The book ends up being a much more disturbing affair. While the first half of the book, at least, echoes Ronson's previous (very funny) Them: Adventures With Extremists in maintaining a light, quizzical, often mocking tone, The Men Who Stare At Goats eventually takes us to much darker and more disturbing places, Ronson's humour withering away as he discusses Abu Ghraib, or recounts the experiences of an innocent Brit who ended up in Guantanamo Bay, who appears to have been targeted with subliminal messages buried in music - something Ronson makes quite believable, suggesting that US interest in mind control didn't die out with the Cold War. Climactically and most relevantly, he introduces us to Eric Olson, the son of Frank Olson, the military scientist who died as a result of his involvement with MK ULTRA, the most famed of the CIA experiments into mind control. Though conventional versions of the story - including that recounted in The Search For The Manchurian Candidate - suggest that Olson freaked out under some acid he was surreptitiously dosed with and, a few days later, killed himself by jumping out a window, Eric Olson believes his father was, in fact, murdered, to keep him from leaking what he knew about Project ARTICHOKE, an even more disturbing secret venture by the CIA into mind control. A reasonable amount of evidence seems to support this theory, and Ronson's smirk is nowhere to be found as he recounts it. The book begins, as does the movie, cutely and implausibly, with a general attempting (and failing) to walk through a wall, but rather than the silly feelgood ending of the film, it leaves me feeling like I've been hanging out with a certain drummer/editor/writer I know, worrying that underneath the surfaces of the world we take for granted, at the deepest levels of state (and economic) power, there are some very perverse and evil things afoot, things that people are nowhere near as concerned about as they should be.

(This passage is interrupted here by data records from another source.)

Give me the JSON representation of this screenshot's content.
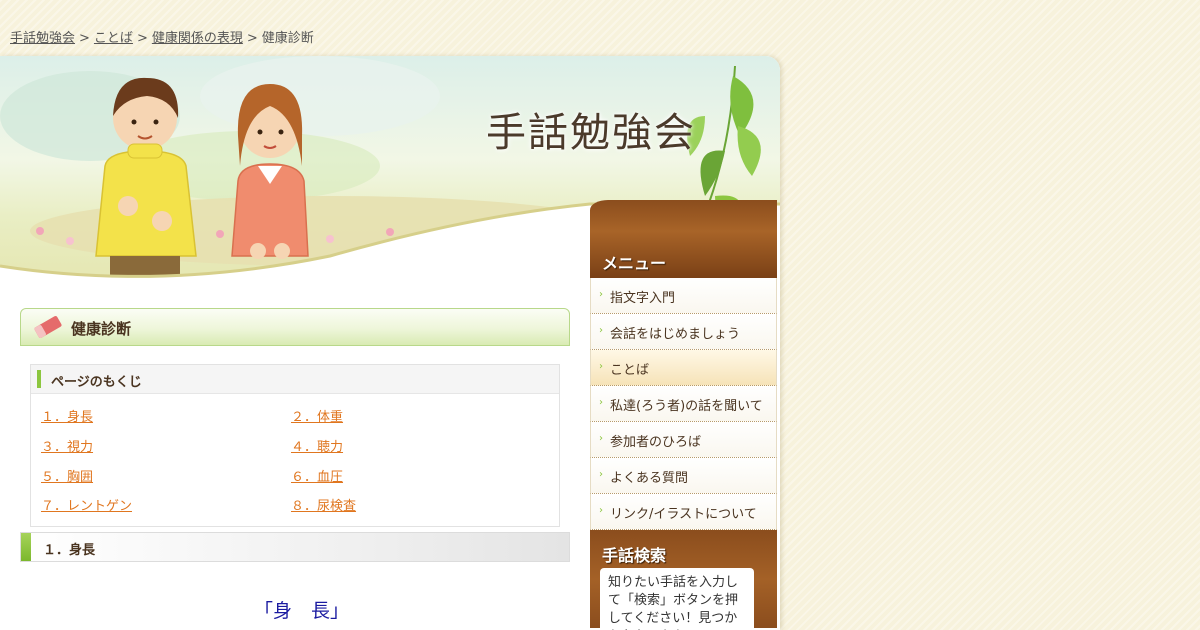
{
  "breadcrumb": {
    "items": [
      "手話勉強会",
      "ことば",
      "健康関係の表現"
    ],
    "current": "健康診断",
    "separator": ">"
  },
  "header": {
    "site_title": "手話勉強会"
  },
  "page": {
    "title": "健康診断"
  },
  "toc": {
    "heading": "ページのもくじ",
    "items": [
      "１．身長",
      "２．体重",
      "３．視力",
      "４．聴力",
      "５．胸囲",
      "６．血圧",
      "７．レントゲン",
      "８．尿検査"
    ]
  },
  "section": {
    "heading": "１．身長",
    "subheading": "「身　長」"
  },
  "sidebar": {
    "menu_heading": "メニュー",
    "items": [
      "指文字入門",
      "会話をはじめましょう",
      "ことば",
      "私達(ろう者)の話を聞いて",
      "参加者のひろば",
      "よくある質問",
      "リンク/イラストについて"
    ],
    "active_item": "ことば",
    "search_heading": "手話検索",
    "search_text": "知りたい手話を入力して「検索」ボタンを押してください！見つからなかったら"
  },
  "colors": {
    "accent_green": "#8cc63f",
    "menu_brown": "#8b4d1d",
    "link_orange": "#e0761f",
    "text_brown": "#4a3420"
  },
  "icons": [
    "eraser-icon",
    "menu-arrow-icon"
  ]
}
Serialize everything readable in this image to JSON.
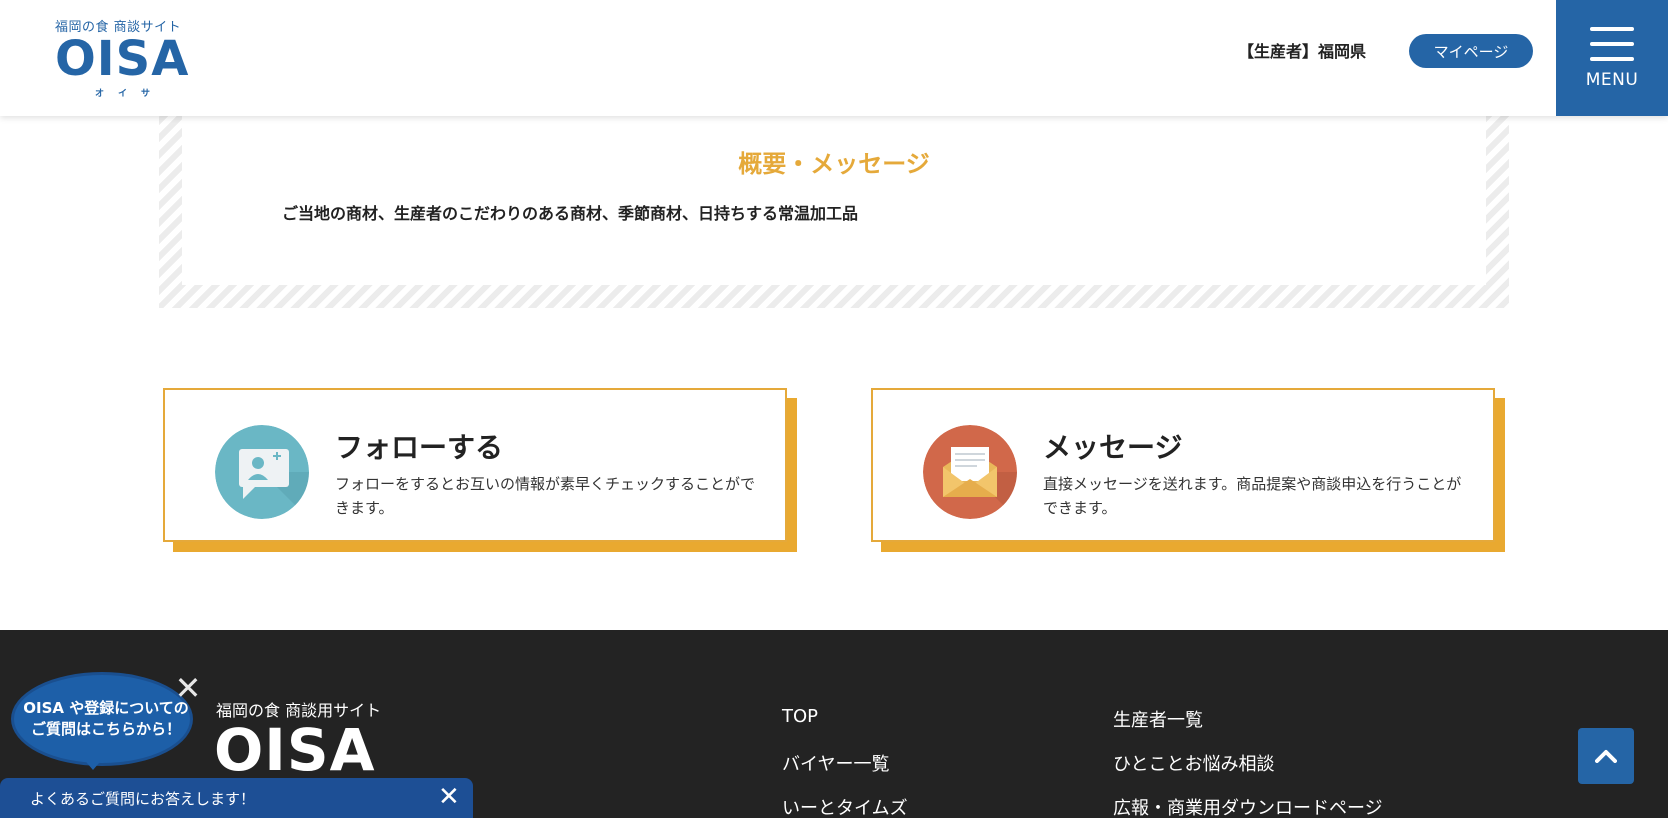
{
  "header": {
    "logo_sub": "福岡の食 商談サイト",
    "logo_main": "OISA",
    "logo_kana": "オイサ",
    "user_role": "【生産者】福岡県",
    "mypage_label": "マイページ",
    "menu_label": "MENU"
  },
  "summary": {
    "title": "概要・メッセージ",
    "text": "ご当地の商材、生産者のこだわりのある商材、季節商材、日持ちする常温加工品"
  },
  "cards": [
    {
      "title": "フォローする",
      "description": "フォローをするとお互いの情報が素早くチェックすることができます。",
      "icon": "follow-user-chat-icon"
    },
    {
      "title": "メッセージ",
      "description": "直接メッセージを送れます。商品提案や商談申込を行うことができます。",
      "icon": "envelope-icon"
    }
  ],
  "footer": {
    "logo_sub": "福岡の食 商談用サイト",
    "logo_main": "OISA",
    "links_col1": [
      "TOP",
      "バイヤー一覧",
      "いーとタイムズ"
    ],
    "links_col2": [
      "生産者一覧",
      "ひとことお悩み相談",
      "広報・商業用ダウンロードページ"
    ]
  },
  "chat": {
    "bubble_line1": "OISA や登録についての",
    "bubble_line2": "ご質問はこちらから！",
    "faq_text": "よくあるご質問にお答えします！"
  },
  "colors": {
    "primary": "#2565a6",
    "accent": "#e5a93a",
    "footer": "#232323"
  }
}
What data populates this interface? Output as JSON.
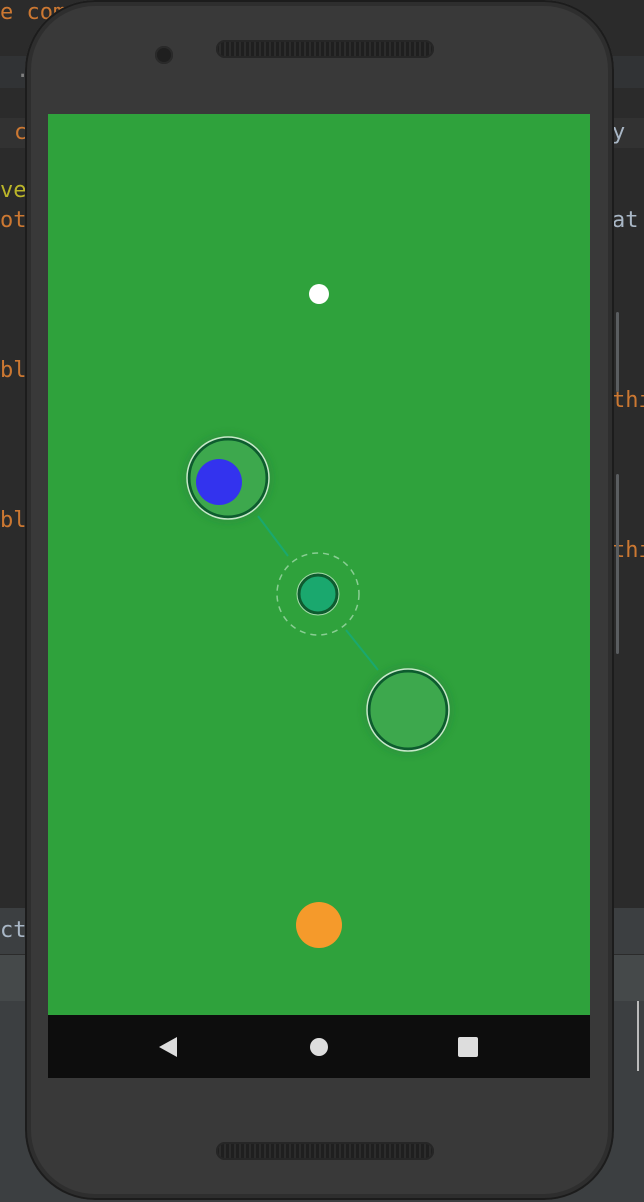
{
  "ide": {
    "fragments_left": [
      {
        "text": "e com",
        "color": "#cc7832"
      },
      {
        "text": ".",
        "color": "#808080"
      },
      {
        "text": "c",
        "color": "#cc7832"
      },
      {
        "text": "ve",
        "color": "#bbb529"
      },
      {
        "text": "ot",
        "color": "#cc7832"
      },
      {
        "text": "bl",
        "color": "#cc7832"
      },
      {
        "text": "bl",
        "color": "#cc7832"
      },
      {
        "text": "ctiv",
        "color": "#a9b7c6"
      }
    ],
    "fragments_right": [
      {
        "text": "y",
        "color": "#a9b7c6"
      },
      {
        "text": "at",
        "color": "#a9b7c6"
      },
      {
        "text": "thi",
        "color": "#cc7832"
      },
      {
        "text": "thi",
        "color": "#cc7832"
      }
    ]
  },
  "game": {
    "background_color": "#2fa23c",
    "target_color": "#ffffff",
    "player_color": "#3333ee",
    "goal_color": "#f59a2b",
    "node_color": "#3daa4e",
    "center_node_color": "#1aa86e"
  },
  "navbar": {
    "back": "back-icon",
    "home": "home-icon",
    "recents": "recents-icon"
  }
}
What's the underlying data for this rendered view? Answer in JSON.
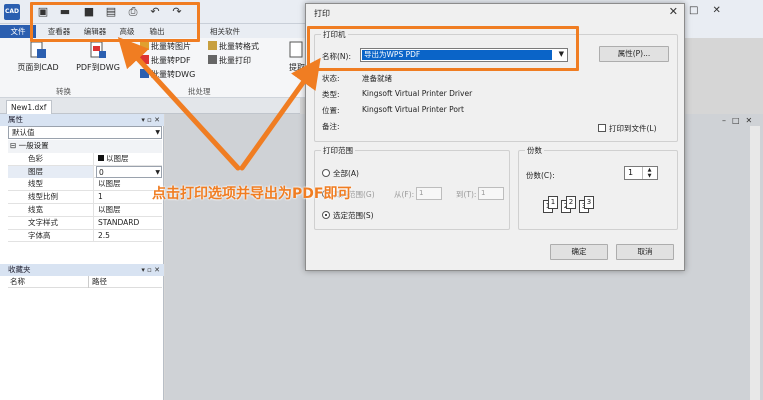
{
  "app": {
    "logo_text": "CAD",
    "quick_access_icons": [
      "save-icon",
      "folder-icon",
      "save-as-icon",
      "pdf-export-icon",
      "print-icon",
      "undo-icon",
      "redo-icon"
    ]
  },
  "ribbon": {
    "tabs": [
      "文件",
      "查看器",
      "编辑器",
      "高级",
      "输出",
      "相关软件"
    ],
    "big_buttons": [
      {
        "label": "页面到CAD",
        "icon": "page-to-cad-icon"
      },
      {
        "label": "PDF到DWG",
        "icon": "pdf-to-dwg-icon"
      },
      {
        "label": "提取",
        "icon": "extract-icon"
      }
    ],
    "small_buttons": [
      {
        "label": "批量转图片"
      },
      {
        "label": "批量转格式"
      },
      {
        "label": "批量转PDF"
      },
      {
        "label": "批量打印"
      },
      {
        "label": "批量转DWG"
      }
    ],
    "groups": [
      "转换",
      "批处理"
    ]
  },
  "document_tab": "New1.dxf",
  "properties": {
    "title": "属性",
    "selector_value": "默认值",
    "rows": [
      {
        "key": "一般设置",
        "value": ""
      },
      {
        "key": "色彩",
        "value": "以图层"
      },
      {
        "key": "图层",
        "value": "0"
      },
      {
        "key": "线型",
        "value": "以图层"
      },
      {
        "key": "线型比例",
        "value": "1"
      },
      {
        "key": "线宽",
        "value": "以图层"
      },
      {
        "key": "文字样式",
        "value": "STANDARD"
      },
      {
        "key": "字体高",
        "value": "2.5"
      }
    ]
  },
  "favorites": {
    "title": "收藏夹",
    "columns": [
      "名称",
      "路径"
    ]
  },
  "dialog": {
    "title": "打印",
    "printer_group": "打印机",
    "name_label": "名称(N):",
    "printer_name": "导出为WPS PDF",
    "properties_button": "属性(P)...",
    "status_label": "状态:",
    "status_value": "准备就绪",
    "type_label": "类型:",
    "type_value": "Kingsoft Virtual Printer Driver",
    "location_label": "位置:",
    "location_value": "Kingsoft Virtual Printer Port",
    "comment_label": "备注:",
    "print_to_file": "打印到文件(L)",
    "range_group": "打印范围",
    "range_all": "全部(A)",
    "range_pages": "页码范围(G)",
    "range_from": "从(F):",
    "range_from_value": "1",
    "range_to": "到(T):",
    "range_to_value": "1",
    "range_selection": "选定范围(S)",
    "copies_group": "份数",
    "copies_label": "份数(C):",
    "copies_value": "1",
    "ok": "确定",
    "cancel": "取消"
  },
  "annotation": {
    "text": "点击打印选项并导出为PDF即可",
    "color": "#f07d22"
  }
}
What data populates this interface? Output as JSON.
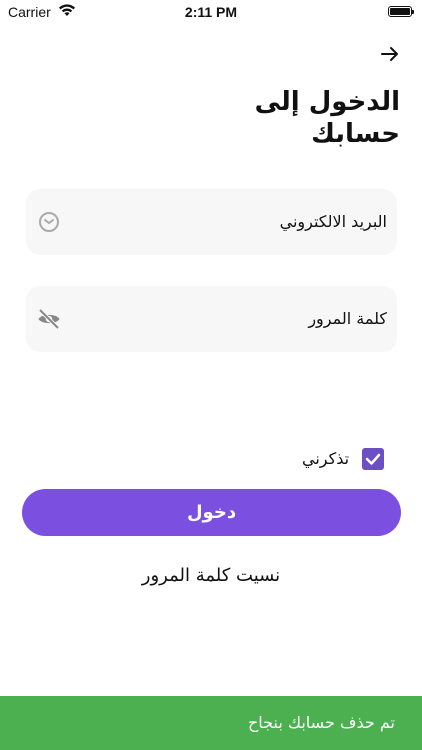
{
  "status_bar": {
    "carrier": "Carrier",
    "time": "2:11 PM",
    "icons": [
      "wifi-icon",
      "battery-icon"
    ]
  },
  "header": {
    "back_icon": "arrow-right-icon",
    "title": "الدخول إلى حسابك"
  },
  "form": {
    "email": {
      "placeholder": "البريد الالكتروني",
      "icon": "clock-icon",
      "value": ""
    },
    "password": {
      "placeholder": "كلمة المرور",
      "icon": "eye-off-icon",
      "value": ""
    },
    "remember_label": "تذكرني",
    "remember_checked": true
  },
  "actions": {
    "login_label": "دخول",
    "forgot_label": "نسيت كلمة المرور"
  },
  "toast": {
    "message": "تم حذف حسابك بنجاح"
  },
  "colors": {
    "primary": "#7b4fe0",
    "checkbox": "#6b4fc4",
    "field_bg": "#f7f7f7",
    "toast_bg": "#4caf50"
  }
}
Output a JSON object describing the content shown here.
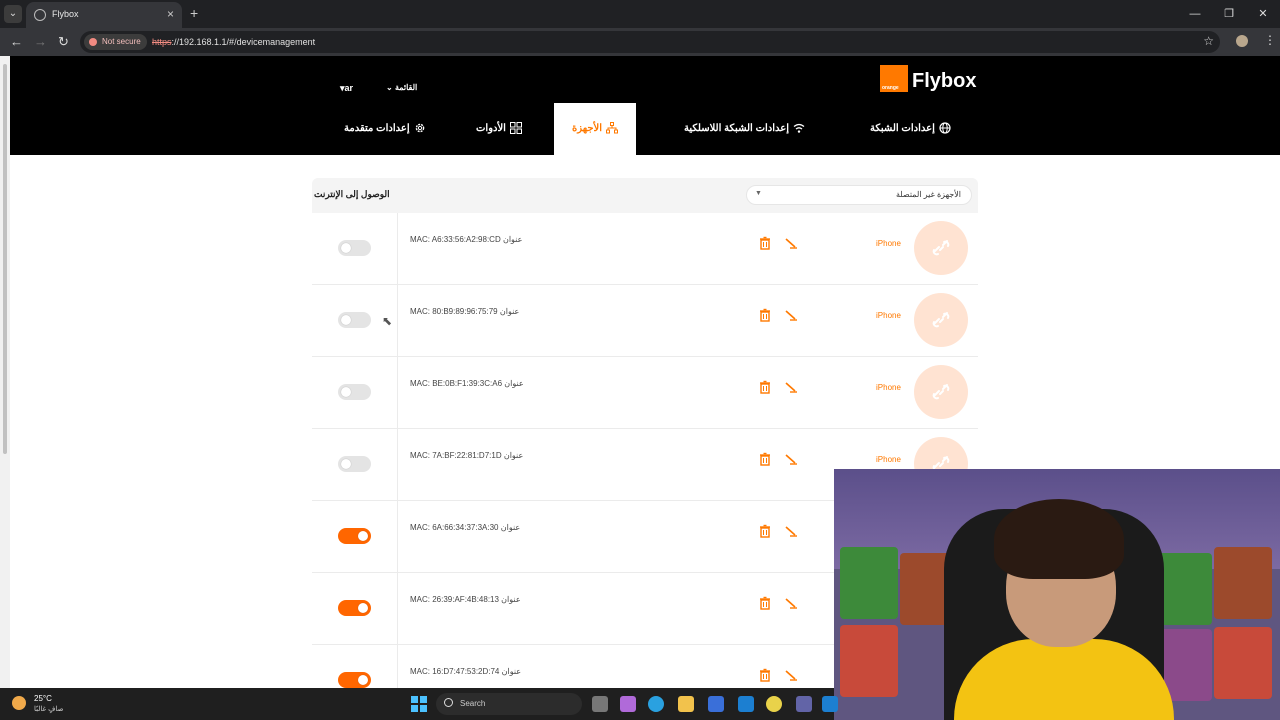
{
  "browser": {
    "tab_title": "Flybox",
    "new_tab": "+",
    "security_label": "Not secure",
    "url_scheme": "https",
    "url_rest": "://192.168.1.1/#/devicemanagement"
  },
  "header": {
    "lang": "ar",
    "menu_label": "القائمة",
    "logo_small": "orange",
    "brand": "Flybox",
    "nav": {
      "network": "إعدادات الشبكة",
      "wireless": "إعدادات الشبكة اللاسلكية",
      "devices": "الأجهزة",
      "tools": "الأدوات",
      "advanced": "إعدادات متقدمة"
    }
  },
  "devices": {
    "filter_value": "الأجهزة غير المتصلة",
    "column_title": "الوصول إلى الإنترنت",
    "address_label": "عنوان",
    "items": [
      {
        "name": "iPhone",
        "mac": "MAC: A6:33:56:A2:98:CD",
        "access": false
      },
      {
        "name": "iPhone",
        "mac": "MAC: 80:B9:89:96:75:79",
        "access": false
      },
      {
        "name": "iPhone",
        "mac": "MAC: BE:0B:F1:39:3C:A6",
        "access": false
      },
      {
        "name": "iPhone",
        "mac": "MAC: 7A:BF:22:81:D7:1D",
        "access": false
      },
      {
        "name": "",
        "mac": "MAC: 6A:66:34:37:3A:30",
        "access": true
      },
      {
        "name": "",
        "mac": "MAC: 26:39:AF:4B:48:13",
        "access": true
      },
      {
        "name": "",
        "mac": "MAC: 16:D7:47:53:2D:74",
        "access": true
      }
    ]
  },
  "taskbar": {
    "temperature": "25°C",
    "condition": "صافٍ غالبًا",
    "search_label": "Search"
  },
  "colors": {
    "accent": "#ff7900",
    "toggle_on": "#ff6600",
    "header_bg": "#000000"
  }
}
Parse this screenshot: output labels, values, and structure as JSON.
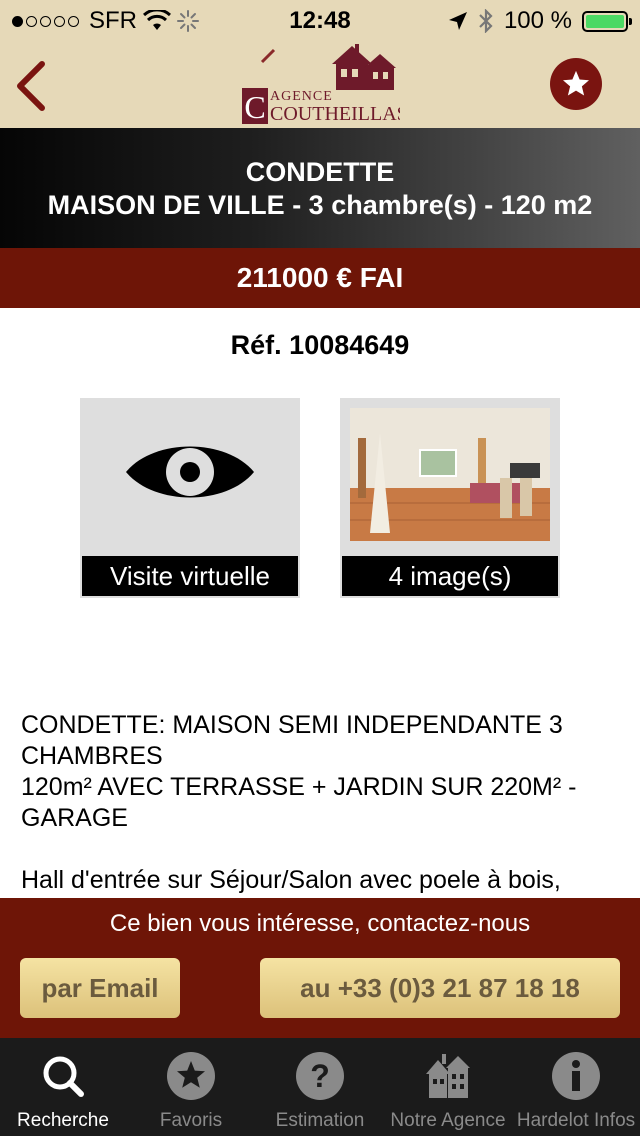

So what do I make of the movie now that I've read the book? It's pretty trivial, by comparison, taking a story that should be unsettling in the extreme and making a light entertainment of it - one that I thoroughly enjoyed, but... I'm not sure that's actually an appropriate reaction to this material. I suppose it's rather a good thing that a movie being widely distributed even acknowledges the existence of MK ULTRA, but that doesn't necessarily make it radical filmmaking. One of the more interesting passages of the book - and perhaps the fulcrum point at which it stops being amusing - is Ronson noting that almost every media representation of the famed use of the Barney theme as an instrument of torture presented it as a cute oddity, instructing us even as they informed us that such things were in no way worthy of serious concern. Does the film fall victim to the same tendency, making a cute oddity out of a story that is ultimately much more troubling?
I'm not sure. Guess I'll have to see it again.